Elfstrom, for her part, says she started smoking pot at age 17, after her first suicide attempt, and before she was diagnosed as bipolar. Once she was diagnosed, she kept using it, since pharmaceuticals were not an option. Marijuana "made me happy," she says. "I can't take lithium; I have a terrible reaction to it." Elfstrom says the weed has cut her reliance on the morphine and Percocet she gets through Kaiser Permanente for her chronic pain. She cut back from 75 milligrams of morphine to 25 milligrams per day, and she now consumes only 150 Percocet pills per month, down from 280. She can see the increase in pot's public acceptance even in her own family, where her mother was very critical of her smoking.

"But when it became legal, she had no problem with me smoking it," says Elfstrom. "She doesn't like me to smoke it in the house, but she does let me smoke it at her house-I go out in the garage.
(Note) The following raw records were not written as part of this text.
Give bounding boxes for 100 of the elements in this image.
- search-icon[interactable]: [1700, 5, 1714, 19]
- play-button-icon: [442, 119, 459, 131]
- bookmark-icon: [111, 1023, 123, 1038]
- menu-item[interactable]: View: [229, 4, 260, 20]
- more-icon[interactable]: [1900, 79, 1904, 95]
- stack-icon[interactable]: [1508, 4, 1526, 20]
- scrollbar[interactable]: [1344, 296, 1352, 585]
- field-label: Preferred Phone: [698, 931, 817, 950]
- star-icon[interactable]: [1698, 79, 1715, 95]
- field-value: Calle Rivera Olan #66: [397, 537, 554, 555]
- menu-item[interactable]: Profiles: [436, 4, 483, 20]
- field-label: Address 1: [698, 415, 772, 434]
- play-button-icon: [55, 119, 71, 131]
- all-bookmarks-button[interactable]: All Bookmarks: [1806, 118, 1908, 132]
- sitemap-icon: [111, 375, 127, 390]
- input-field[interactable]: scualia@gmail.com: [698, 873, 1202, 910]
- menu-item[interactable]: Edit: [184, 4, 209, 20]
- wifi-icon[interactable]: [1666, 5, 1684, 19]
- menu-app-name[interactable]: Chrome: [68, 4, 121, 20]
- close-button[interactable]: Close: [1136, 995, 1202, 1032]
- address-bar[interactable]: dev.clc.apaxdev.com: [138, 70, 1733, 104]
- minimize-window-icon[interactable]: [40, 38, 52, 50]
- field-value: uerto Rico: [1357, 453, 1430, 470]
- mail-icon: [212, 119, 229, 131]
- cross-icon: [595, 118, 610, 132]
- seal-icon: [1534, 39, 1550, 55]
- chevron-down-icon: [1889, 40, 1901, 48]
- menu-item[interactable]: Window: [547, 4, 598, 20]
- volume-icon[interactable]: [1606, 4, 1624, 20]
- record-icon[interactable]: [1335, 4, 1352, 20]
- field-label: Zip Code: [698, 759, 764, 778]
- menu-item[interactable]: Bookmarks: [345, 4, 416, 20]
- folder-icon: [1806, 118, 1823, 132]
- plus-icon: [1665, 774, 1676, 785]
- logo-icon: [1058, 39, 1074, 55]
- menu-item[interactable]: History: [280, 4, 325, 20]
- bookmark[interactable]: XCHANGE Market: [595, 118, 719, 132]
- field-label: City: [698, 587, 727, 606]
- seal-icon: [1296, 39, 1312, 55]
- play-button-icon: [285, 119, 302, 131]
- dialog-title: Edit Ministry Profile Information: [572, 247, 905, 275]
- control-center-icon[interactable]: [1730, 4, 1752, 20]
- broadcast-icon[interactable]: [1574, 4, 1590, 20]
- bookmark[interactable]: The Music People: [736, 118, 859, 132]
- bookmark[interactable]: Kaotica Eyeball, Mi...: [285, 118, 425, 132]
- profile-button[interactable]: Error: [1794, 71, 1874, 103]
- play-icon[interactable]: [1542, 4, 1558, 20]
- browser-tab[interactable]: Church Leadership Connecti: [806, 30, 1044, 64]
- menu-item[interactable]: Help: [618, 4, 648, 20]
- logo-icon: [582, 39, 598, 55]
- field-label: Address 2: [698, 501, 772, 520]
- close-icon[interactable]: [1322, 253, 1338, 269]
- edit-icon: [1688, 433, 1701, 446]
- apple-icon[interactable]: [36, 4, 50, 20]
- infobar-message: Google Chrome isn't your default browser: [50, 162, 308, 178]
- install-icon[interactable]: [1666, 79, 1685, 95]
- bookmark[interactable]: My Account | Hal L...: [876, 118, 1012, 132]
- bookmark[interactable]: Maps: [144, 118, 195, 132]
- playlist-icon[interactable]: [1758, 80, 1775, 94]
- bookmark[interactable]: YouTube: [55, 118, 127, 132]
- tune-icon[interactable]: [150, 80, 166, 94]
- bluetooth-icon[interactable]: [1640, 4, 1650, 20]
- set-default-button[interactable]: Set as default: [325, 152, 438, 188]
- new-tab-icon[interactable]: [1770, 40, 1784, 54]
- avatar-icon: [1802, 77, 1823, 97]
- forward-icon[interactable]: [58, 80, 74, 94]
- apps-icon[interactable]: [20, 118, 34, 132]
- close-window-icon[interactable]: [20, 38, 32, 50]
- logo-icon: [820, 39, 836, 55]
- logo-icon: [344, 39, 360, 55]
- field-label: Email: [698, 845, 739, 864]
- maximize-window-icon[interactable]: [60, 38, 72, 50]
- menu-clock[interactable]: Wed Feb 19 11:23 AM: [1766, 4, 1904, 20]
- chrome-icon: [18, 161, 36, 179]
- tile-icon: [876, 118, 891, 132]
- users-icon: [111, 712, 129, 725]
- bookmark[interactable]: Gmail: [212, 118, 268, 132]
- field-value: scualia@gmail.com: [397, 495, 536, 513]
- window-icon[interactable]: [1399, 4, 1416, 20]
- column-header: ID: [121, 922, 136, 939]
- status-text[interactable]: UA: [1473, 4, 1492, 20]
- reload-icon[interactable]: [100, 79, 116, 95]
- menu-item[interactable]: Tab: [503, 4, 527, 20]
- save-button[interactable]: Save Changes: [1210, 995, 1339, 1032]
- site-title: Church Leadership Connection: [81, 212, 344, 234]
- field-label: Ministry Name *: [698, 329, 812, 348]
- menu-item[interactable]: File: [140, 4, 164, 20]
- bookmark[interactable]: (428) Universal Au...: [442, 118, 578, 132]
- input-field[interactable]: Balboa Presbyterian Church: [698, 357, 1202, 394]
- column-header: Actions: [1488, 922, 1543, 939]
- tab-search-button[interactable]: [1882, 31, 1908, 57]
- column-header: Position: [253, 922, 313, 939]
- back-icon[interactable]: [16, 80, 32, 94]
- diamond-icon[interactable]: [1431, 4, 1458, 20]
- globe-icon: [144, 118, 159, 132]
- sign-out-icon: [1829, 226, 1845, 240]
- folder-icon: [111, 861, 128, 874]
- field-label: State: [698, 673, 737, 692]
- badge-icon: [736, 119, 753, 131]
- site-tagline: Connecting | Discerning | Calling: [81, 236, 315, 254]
And that's a big deal for a 73-year-old woman who was dead set against it."

News intern Robert Hamrick contributed reporting for this article.

According to the National Organization for the Reform of Marijuana Laws, marijuana was Oregon's fourth-biggest cash crop in 1997, below hazelnuts, hay and wheat, and above potatoes and pears.

The other states with medical-marijuana laws are Alaska, Arizona, California, Colorado, Hawaii, Maine, Montana, Nevada, Washington and Vermont.

A recent federal Department of Justice study says the organized-crime groups who are increasingly trafficking in pot are "primarily interested in profits. It is unlikely that they will invest the care required to mass-produce top quality marijuana."

A group of 500 economists, including prominent conservative Milton Friedman, issued a report two weeks ago essentially calling for the legalization of marijuana, saying it would save Americans $10 billion to $14 billion each year.

According to a 2004 DOJ report, a 1997 seizure by the Oregon State Police in Multnomah County accounts for the highest concentration of THC ever found in a sample analyzed by the federal government: 33.12 percent. The average THC level of pot in 2000 was 5 to 13 percent, according to the feds.

"The majority of marijuana available in Portland is cultivated in home-grow operations," says a 2005 report by the DEA.